This next week, during our whole-school PD on Wednesday, we are embarking on our first year of a multi-year program of anti-racist training for teachers and staff. Earlier this summer, I was one of 25 teachers and staff from our school who attended the initial training, and naturally, nothing went as planned. Does it ever? Heavy Sigh. So this morning, we did our reset and met about our plan to do this training with our whole school.
The enterprise of confronting privilege to teach and learn about privilege is daunting, and it is unavoidable that many people who encounter this work will quickly get rubbed raw. In some ways, that is by design. You can't remain comfortable while digging into uncomfortable territory. But at the same time, conceiving the work merely as a project of "disruption" dishonors the good will and long-term focus of individuals who have come together on their own out of their own deep-rooted belief that we need to do better, both for our students and for ourselves.
So you can see how it's a complicated and messy process to get started.
|Your face here|
What strikes me most is that this whole process is like being in racial identity bumper cars. Like at a carnival. We need to expect to be disturbed and surprised and confused as we discover how other drivers in their own identity bumper cars interpret and experience life from their own points of view, because everybody is so certain that their own personal bumper car point of view is clear-seeing and constructive and intentional. But every time the ride starts up, whenever you try to steer your own bumper car, you cannot help but crash into other people's bumper cars. So the process of investigation is complicated because there is no way to step outside of the bumper car bumping arena while the inquiry is ongoing.
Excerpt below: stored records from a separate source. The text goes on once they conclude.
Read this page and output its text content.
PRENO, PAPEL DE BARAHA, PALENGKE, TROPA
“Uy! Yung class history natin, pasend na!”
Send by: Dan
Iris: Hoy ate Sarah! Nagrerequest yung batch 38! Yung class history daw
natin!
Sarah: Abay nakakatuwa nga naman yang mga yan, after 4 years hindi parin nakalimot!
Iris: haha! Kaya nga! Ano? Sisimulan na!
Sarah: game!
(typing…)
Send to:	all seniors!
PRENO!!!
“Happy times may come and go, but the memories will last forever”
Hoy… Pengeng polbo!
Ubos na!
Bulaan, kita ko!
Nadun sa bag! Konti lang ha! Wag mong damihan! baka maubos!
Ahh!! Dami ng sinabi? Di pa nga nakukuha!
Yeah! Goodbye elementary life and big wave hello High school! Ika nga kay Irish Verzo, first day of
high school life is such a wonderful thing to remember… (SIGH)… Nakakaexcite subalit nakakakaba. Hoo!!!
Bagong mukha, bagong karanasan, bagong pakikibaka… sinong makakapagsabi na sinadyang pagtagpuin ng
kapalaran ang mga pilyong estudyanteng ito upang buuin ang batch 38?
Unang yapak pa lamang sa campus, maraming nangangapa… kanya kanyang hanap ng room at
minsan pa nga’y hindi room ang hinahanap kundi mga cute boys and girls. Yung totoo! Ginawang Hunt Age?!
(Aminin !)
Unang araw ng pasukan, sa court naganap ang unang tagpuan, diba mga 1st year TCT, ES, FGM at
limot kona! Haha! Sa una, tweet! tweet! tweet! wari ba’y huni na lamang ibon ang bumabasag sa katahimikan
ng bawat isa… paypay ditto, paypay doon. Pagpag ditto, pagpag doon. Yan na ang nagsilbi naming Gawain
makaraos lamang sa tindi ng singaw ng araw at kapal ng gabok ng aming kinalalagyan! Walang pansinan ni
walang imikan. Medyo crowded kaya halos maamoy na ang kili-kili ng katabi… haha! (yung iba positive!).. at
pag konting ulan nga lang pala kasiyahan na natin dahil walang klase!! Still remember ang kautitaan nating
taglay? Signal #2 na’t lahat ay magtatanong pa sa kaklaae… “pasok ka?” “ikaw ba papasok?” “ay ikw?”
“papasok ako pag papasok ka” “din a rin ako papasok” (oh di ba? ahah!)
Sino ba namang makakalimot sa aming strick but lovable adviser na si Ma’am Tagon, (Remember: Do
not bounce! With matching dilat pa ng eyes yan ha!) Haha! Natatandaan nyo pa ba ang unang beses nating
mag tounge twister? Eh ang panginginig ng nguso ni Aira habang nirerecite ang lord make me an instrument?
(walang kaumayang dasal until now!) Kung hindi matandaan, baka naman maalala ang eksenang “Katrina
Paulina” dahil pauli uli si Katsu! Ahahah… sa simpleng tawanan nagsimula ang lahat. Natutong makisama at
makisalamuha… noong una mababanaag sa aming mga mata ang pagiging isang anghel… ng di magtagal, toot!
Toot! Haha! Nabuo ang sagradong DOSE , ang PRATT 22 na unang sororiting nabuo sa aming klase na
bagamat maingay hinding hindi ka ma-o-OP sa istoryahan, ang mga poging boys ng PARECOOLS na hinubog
I think this model is especially true when you've got a large room full of public school educators — smart, highly educated, open-hearted people who do what they do out of dedication to learning and to contributing to the common good. The moment you start to prod individual teachers into seeing how they benefit from various networks of privilege, things get painful. People shut down or break down. And I've never yet seen it handled well. In our culture, teaching is already pre-constructed as a "Wretched of the Earth"-level of profession. Poorly paid, micro-managed, and bullied by corporate reformers and unelected politicians. What could possibly go wrong when you try to confront public school teachers about privilege?
So I think it is going to take a certain gentleness, determination, and persistence to help a whole faculty to see how we as individuals benefit from different forms and degrees of privilege, both in our school culture and in our society. It is also going to take chocolate and a whole lot of radically appropriate self-care. I am hopeful in the long term that we will make progress, but I suspect that in the near term, things could get messy. Still, I remain optimistic and curious to see how things unfold.